US CPI accelerated to 3.8% from 3.3% last month, while core inflation rose to 2.8% from 2.6%, both above expectations and signaling stickier price pressures. Energy prices jumped 3.8% in April and 17.9% year over year, with gasoline above $4.50 a gallon for the first time in four years after Middle East disruptions. The hotter data increases pressure on the Trump administration and may delay the next Fed rate cut.

Analysis

This is not just a rate-cut delay story; it is a margin-compression shock for cyclical consumer demand. When inflation outruns wage growth, the first-order hit is discretionary spending, but the second-order effect is a broader pullback in services consumption because transport and utility costs are non-optional. That creates a more durable slowdown than a typical food-and-energy spike, because households can’t easily substitute away from fuel at the pump. The biggest market implication is that the Fed’s reaction function likely shifts from “growth-sensitive” to “credibility-sensitive.” Sticky core inflation alongside still-resilient labor data raises the hurdle for easing even if headline momentum later fades, which keeps front-end yields elevated and compresses duration-sensitive multiples. That setup is particularly hostile to small caps, levered REITs, and any balance sheet that relies on near-term refinancing at lower policy rates. The geopolitical energy shock also has a nonlinear effect on global inflation expectations: if gasoline stays above $4.50 for several weeks, you should expect second-round pricing in airlines, parcel logistics, and food distribution, even before the direct CPI pass-through fully lands. The contrarian issue is that markets may be underestimating how quickly political pressure can flip from hawkish-on-energy to recession-risk; if consumer confidence breaks, the same inflation impulse can reverse into a demand destruction trade within 1-2 months.

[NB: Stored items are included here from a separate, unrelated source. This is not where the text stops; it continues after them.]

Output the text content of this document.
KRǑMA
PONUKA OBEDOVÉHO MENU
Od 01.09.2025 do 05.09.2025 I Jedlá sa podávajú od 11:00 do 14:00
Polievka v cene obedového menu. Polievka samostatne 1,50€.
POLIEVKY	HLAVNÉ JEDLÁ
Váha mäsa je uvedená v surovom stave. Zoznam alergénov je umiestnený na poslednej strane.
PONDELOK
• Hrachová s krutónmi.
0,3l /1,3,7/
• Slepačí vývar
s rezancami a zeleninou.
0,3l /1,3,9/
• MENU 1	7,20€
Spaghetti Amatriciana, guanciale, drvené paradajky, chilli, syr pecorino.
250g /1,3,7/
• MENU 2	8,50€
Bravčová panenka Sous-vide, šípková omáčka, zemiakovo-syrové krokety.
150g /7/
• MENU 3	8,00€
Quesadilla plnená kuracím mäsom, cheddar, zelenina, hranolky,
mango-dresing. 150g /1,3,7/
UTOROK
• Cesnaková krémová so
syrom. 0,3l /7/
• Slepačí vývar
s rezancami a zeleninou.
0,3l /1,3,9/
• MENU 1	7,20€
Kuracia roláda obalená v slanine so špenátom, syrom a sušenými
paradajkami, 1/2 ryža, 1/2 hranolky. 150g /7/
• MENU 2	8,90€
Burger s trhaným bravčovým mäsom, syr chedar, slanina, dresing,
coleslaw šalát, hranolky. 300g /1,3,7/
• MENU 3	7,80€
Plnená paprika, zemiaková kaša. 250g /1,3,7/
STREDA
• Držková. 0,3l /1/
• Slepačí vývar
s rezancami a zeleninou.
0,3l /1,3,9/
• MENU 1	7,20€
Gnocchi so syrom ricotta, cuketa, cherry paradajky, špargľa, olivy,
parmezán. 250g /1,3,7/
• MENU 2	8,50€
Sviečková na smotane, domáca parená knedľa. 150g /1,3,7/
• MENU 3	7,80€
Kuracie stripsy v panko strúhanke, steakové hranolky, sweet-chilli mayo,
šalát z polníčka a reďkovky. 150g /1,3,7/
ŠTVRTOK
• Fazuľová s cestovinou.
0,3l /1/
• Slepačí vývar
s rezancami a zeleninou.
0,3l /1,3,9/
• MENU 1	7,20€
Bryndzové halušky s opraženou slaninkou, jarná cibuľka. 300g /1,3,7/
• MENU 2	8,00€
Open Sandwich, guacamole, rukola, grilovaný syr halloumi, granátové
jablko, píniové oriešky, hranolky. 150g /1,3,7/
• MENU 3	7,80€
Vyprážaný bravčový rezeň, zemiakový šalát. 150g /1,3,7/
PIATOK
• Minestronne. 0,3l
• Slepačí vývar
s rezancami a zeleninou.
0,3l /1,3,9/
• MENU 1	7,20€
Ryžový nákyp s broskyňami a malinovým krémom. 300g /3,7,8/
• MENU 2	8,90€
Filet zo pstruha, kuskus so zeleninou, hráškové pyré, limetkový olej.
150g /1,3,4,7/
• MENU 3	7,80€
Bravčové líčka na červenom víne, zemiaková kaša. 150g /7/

That makes the next print sequence more important than the current print. The likely overreaction is in assets that are already rate-cut contingent. If the market starts pricing a materially later easing cycle, the unwind should be sharper in the most crowded duration proxies than in equities with direct inflation linkage. Meanwhile, domestic political risk adds a policy-tail risk: if approval deterioration forces a de-escalation or strategic release, energy can mean-revert faster than consensus expects.